James Nusbaum '95
By Rachel Phipps '07
James Nusbaum’s very first job at age 15 was at the Barry Bagels on Holland-Sylvania Road in Toledo, Ohio. The year was 1985 and Nusbaum spent his shifts cutting onions, washing pans, and sweeping the store’s floors.
Flash forward 30 years and Nusbaum is now in charge of franchising for the iconic Toledo area deli and bagel shop as CEO of Barry Bagels Franchise Holdings (BBFH). As of July 2016 there are nine stores in operation in Northwest Ohio, Southeast Michigan, and the Columbus and Cleveland areas, and 13 new stores under development.
When asked how often he uses skills learned in law school and practice, Nusbaum doesn’t hesitate, “Every day, every hour,” he says. “Being a lawyer is such a part of who I am, I don’t even think about it.”
To be sure, his job is steeped in contracts – franchise and vendor agreements, leases – and BBFH works with outside counsel often, but Nusbaum cites the critical thinking skills introduced at Toledo Law and honed in practice as the skills he turns to most often.
“The critical thinking skills I learned in law school are vital to the ability to determine the risk and rewards involved in everyday issues that arise in my business,” Nusbaum says.
I meet Nusbaum at the Holland-Sylvania store, which was the first Barry Bagels location opened by owner and founder Barry Greenblatt in 1972. Nusbaum introduces me to employees and gives me a tour of the freezer and kitchen. I see row after row of frozen bagels ready to be boiled in the kitchen’s huge vat of water and then baked in its massive oven. Everything smells delicious.
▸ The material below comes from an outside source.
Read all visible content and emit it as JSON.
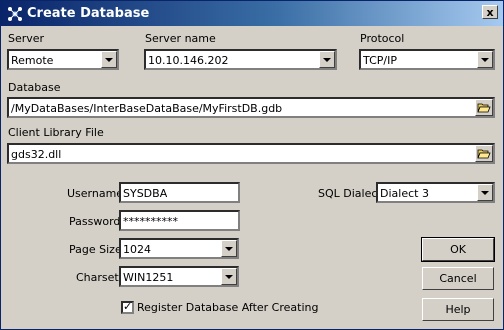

“I love, love, love this,” Nusbaum says of his current role. And it’s clear that he’s telling the truth. He chats about employees who have been with the company for decades and those who are just learning the shop’s many bagel and cream cheese flavors. It is evident that Nusbaum is proud of the company’s people and their philanthropic efforts – he tells me that they have just provided more than 12,000 pink bagels to this year’s Komen Race for the Cure, topping their own pink bagel donation record from the year before.
After graduating from Toledo Law, Nusbaum practiced with the Toledo law firm of Wittenberg, Phillips, Levy and Nusbaum for more than a decade – “doing lots of litigation.” He ran for the Sylvania Schools Board of Education in 2003 and has served on the board since then. In 2008, he joined Corner Dental as general counsel, where, among other things, he helped standardize the dental practice management company’s contracts and internal policies, and reviewed deeds and leases – all tasks that share some similarities with franchising work.
As a friend of the Greenblatts, Nusbaum, founder Barry Greenblatt, and his son, Mark Greenblatt, started discussing turning Barry Bagels into a franchising operation. Since the first Barry Bagels store opened its doors in 1972, all locations had been company-owned. It was decided that Nusbaum would join Barry Bagels in 2012 as CEO and co-owner of BBFH, which also operates one restaurant location in Lambertville, Michigan, and a bagel dough manufacturing plant in Southeast Michigan that provides dough to Barry Bagels and other stores. The first Barry Bagels franchise opened near Columbus, Ohio, in 2014. Several more in Columbus and Cleveland quickly followed.
“I am proud to be associated with a wonderful company,” Nusbaum says. “Barry and Mark and their employees have built a great brand and I am very fortunate to be a part of it.”
Nusbaum’s undergraduate degree is from Indiana University, but he always knew he would return home to attend law school and follow in the footsteps of his father, Mel Nusbaum, a Toledo attorney with a 50-year career.
“Law school served me well,” he says. “Thinking like a lawyer is a really good approach to the business world.” Nusbaum is grateful for his Toledo Law experience and for his time as a practicing attorney, where he had great mentors in Jerome Phillips, Sheldon Wittenberg, Bobby Kaplan, and his father, Mel, but he finds his current role challenging and exciting.
Nusbaum doesn’t spend many days at a desk. He can often be found behind the counter at Barry Bagels during the lunch hour. He works at a store three or four days a week, usually at the new Lambertville location. Learning the food operation allows him to better assist the company’s franchisees.
“Plus,” he says, smiling. “I can make a really great sandwich.”